Of the Ten Commandments which man is ordered to obey, it may truly be said that there is no one which it is not alike his interest as well as his duty to fulfil. In every station in life in which it may have pleased God to call him, he rises by being honest—sinks by being dishonest; gains more by forgiving an injury than by avenging it; creates friends by kindness—enemies by unkindness; causes even bad servants to be faithful by making them happy; and thus, while he is apparently serving others, in reality he is materially benefiting himself.

By a similar dispensation of Providence, it is the interest as well as the duty of man to be merciful to the animals created for his use.
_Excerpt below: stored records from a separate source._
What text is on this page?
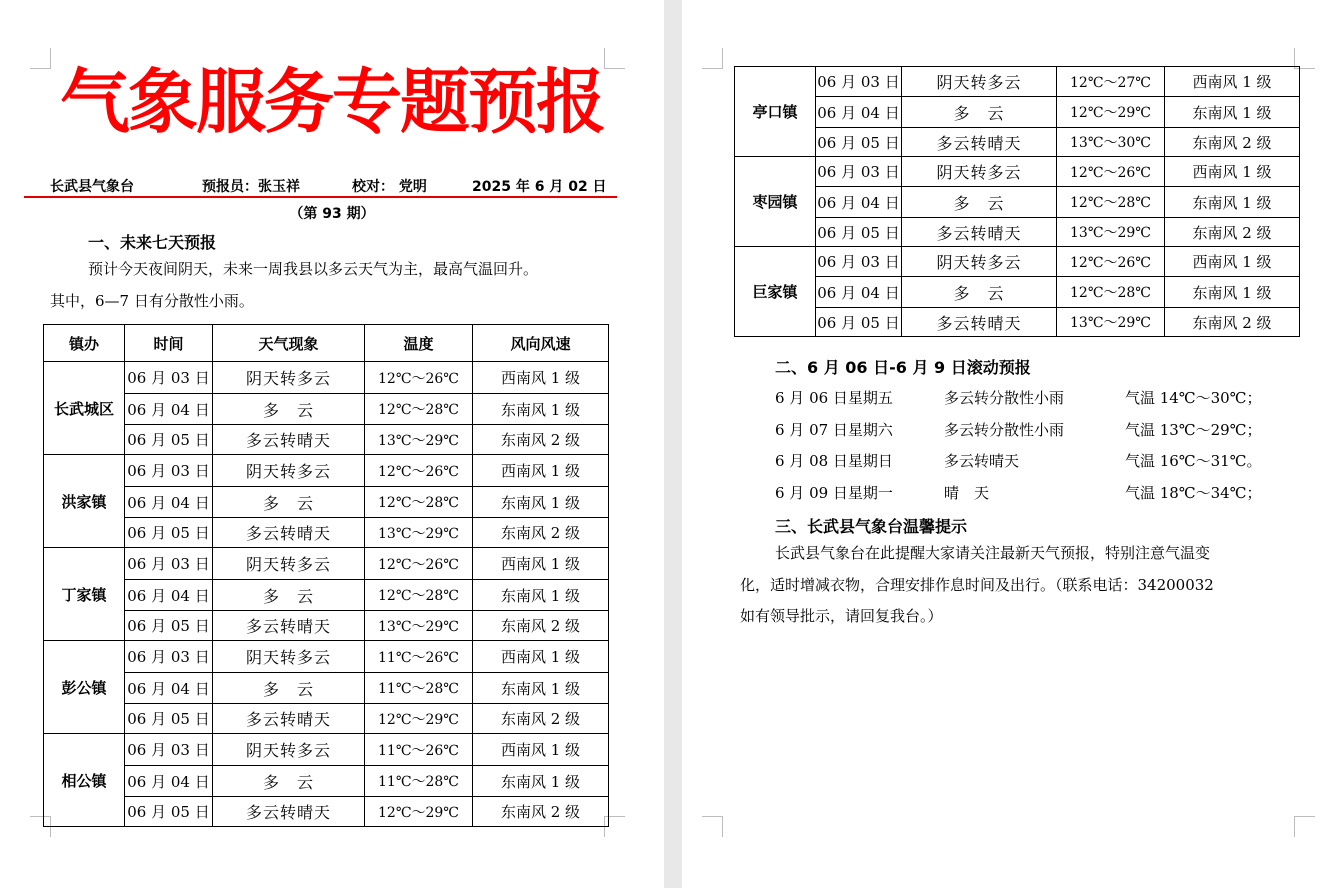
气象服务专题预报
长武县气象台	预报员：张玉祥	校对： 党明	2025 年 6 月 02 日
（第 93 期）
一、未来七天预报
预计今天夜间阴天，未来一周我县以多云天气为主，最高气温回升。
其中，6—7 日有分散性小雨。
镇办	时间	天气现象	温度	风向风速
长武城区	06 月 03 日	阴天转多云	12℃～26℃	西南风 1 级
	06 月 04 日	多　云	12℃～28℃	东南风 1 级
	06 月 05 日	多云转晴天	13℃～29℃	东南风 2 级
洪家镇	06 月 03 日	阴天转多云	12℃～26℃	西南风 1 级
	06 月 04 日	多　云	12℃～28℃	东南风 1 级
	06 月 05 日	多云转晴天	13℃～29℃	东南风 2 级
丁家镇	06 月 03 日	阴天转多云	12℃～26℃	西南风 1 级
	06 月 04 日	多　云	12℃～28℃	东南风 1 级
	06 月 05 日	多云转晴天	13℃～29℃	东南风 2 级
彭公镇	06 月 03 日	阴天转多云	11℃～26℃	西南风 1 级
	06 月 04 日	多　云	11℃～28℃	东南风 1 级
	06 月 05 日	多云转晴天	12℃～29℃	东南风 2 级
相公镇	06 月 03 日	阴天转多云	11℃～26℃	西南风 1 级
	06 月 04 日	多　云	11℃～28℃	东南风 1 级
	06 月 05 日	多云转晴天	12℃～29℃	东南风 2 级
亭口镇	06 月 03 日	阴天转多云	12℃～27℃	西南风 1 级
	06 月 04 日	多　云	12℃～29℃	东南风 1 级
	06 月 05 日	多云转晴天	13℃～30℃	东南风 2 级
枣园镇	06 月 03 日	阴天转多云	12℃～26℃	西南风 1 级
	06 月 04 日	多　云	12℃～28℃	东南风 1 级
	06 月 05 日	多云转晴天	13℃～29℃	东南风 2 级
巨家镇	06 月 03 日	阴天转多云	12℃～26℃	西南风 1 级
	06 月 04 日	多　云	12℃～28℃	东南风 1 级
	06 月 05 日	多云转晴天	13℃～29℃	东南风 2 级
二、6 月 06 日-6 月 9 日滚动预报
6 月 06 日星期五	多云转分散性小雨	气温 14℃～30℃；
6 月 07 日星期六	多云转分散性小雨	气温 13℃～29℃；
6 月 08 日星期日	多云转晴天	气温 16℃～31℃。
6 月 09 日星期一	晴　天	气温 18℃～34℃；
三、长武县气象台温馨提示
长武县气象台在此提醒大家请关注最新天气预报，特别注意气温变
化，适时增减衣物，合理安排作息时间及出行。（联系电话：34200032
如有领导批示，请回复我台。）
The better they are fed, and the more carefully they are attended to, the more valuable they become. If by any accident they be either maimed or lamed, money is gained by giving them rest, lost by forcing them to continue to move; in short, while sickness is costly so long as it remains uncured, any neglect which causes a diseased animal to die, inflicts upon the owner thereof a fine exactly equal to what would have been gained had he been saved.
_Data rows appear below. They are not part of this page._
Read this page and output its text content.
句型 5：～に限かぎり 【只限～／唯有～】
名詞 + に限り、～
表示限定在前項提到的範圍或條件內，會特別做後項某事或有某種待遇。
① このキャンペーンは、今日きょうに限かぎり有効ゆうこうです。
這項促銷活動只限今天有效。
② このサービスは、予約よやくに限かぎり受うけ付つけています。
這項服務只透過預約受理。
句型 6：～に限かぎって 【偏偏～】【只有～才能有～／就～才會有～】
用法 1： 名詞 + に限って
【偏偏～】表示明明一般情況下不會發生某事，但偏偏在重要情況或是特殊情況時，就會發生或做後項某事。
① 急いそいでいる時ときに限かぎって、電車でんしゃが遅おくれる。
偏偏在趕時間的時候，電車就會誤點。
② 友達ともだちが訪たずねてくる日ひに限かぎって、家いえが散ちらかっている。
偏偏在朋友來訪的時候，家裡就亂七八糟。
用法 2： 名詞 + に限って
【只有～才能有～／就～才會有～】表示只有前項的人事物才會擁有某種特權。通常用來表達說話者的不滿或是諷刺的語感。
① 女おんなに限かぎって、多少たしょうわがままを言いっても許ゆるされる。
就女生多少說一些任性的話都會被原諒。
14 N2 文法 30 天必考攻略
This humane regulation of Nature, which may justly be entitled "a law for the protection of animals from cruelty," applies to every hunting stable, large as well as small, not only in the United Kingdom, but throughout the world. Indeed if it be lucrative to a man to take care of the sheep, oxen, and other animals he is rearing merely to eat, it is most especially his interest by every attention in his power to enable his hunter to carry him safely; and yet, on this vital subject, for such it is, there usually exists in the horseman a want of consideration which, to any one who will reflect on the subject, must appear highly reprehensible.
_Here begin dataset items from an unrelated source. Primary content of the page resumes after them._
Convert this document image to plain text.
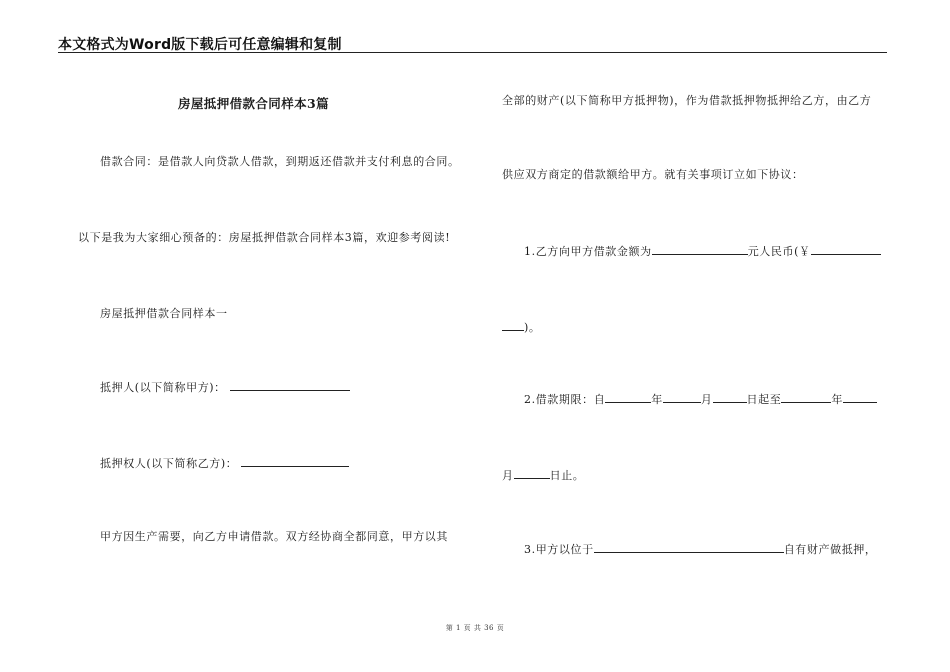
本文格式为Word版下载后可任意编辑和复制
房屋抵押借款合同样本3篇
借款合同：是借款人向贷款人借款，到期返还借款并支付利息的合同。
以下是我为大家细心预备的：房屋抵押借款合同样本3篇，欢迎参考阅读!
房屋抵押借款合同样本一
抵押人(以下简称甲方)：
抵押权人(以下简称乙方)：
甲方因生产需要，向乙方申请借款。双方经协商全都同意，甲方以其
全部的财产(以下简称甲方抵押物)，作为借款抵押物抵押给乙方，由乙方
供应双方商定的借款额给甲方。就有关事项订立如下协议：
1.乙方向甲方借款金额为	元人民币(￥
)。
2.借款期限：自	年	月	日起至	年
月	日止。
3.甲方以位于	自有财产做抵押，
第 1 页 共 36 页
It may readily be admitted that hunting men, generally speaking, make great efforts first to obtain horses sufficiently strong to carry them, and secondly, to increase their strength by administering to them plenty of the very best food, with every thing that science can add, to improve what is called their condition. But, strange to say, after having thus made every possible exertion to create or constitute a power sufficient to carry them, after having at great expense and infinite trouble amassed it, they unscientifically exhaust it; and accordingly at the end of a long day it continually happens that a rider dislocates a bone, cracks a limb, or loses his life, from having as it were, like an improvident spendthrift, simply from want of consideration, expended funds necessary for his existence.

When Alexander the Great pompously asked Diogenes what he could do to serve him, the cynic curtly replied, "Get out of my sunshine." In like manner if a heavy man, patting his hunter on the neck, were to ask "What can I do to please you?" the dumb animal, if he could but speak, would just as bluntly reply, "Get off my back;" and yet men, especially heavy ones, will throughout a long day sit smiling in their saddles, without reflecting that by doing so they are every minute and every hour wearying muscles which, after having carried them brilliantly in one run, are, if a second fox can be found, to be required to carry them through another.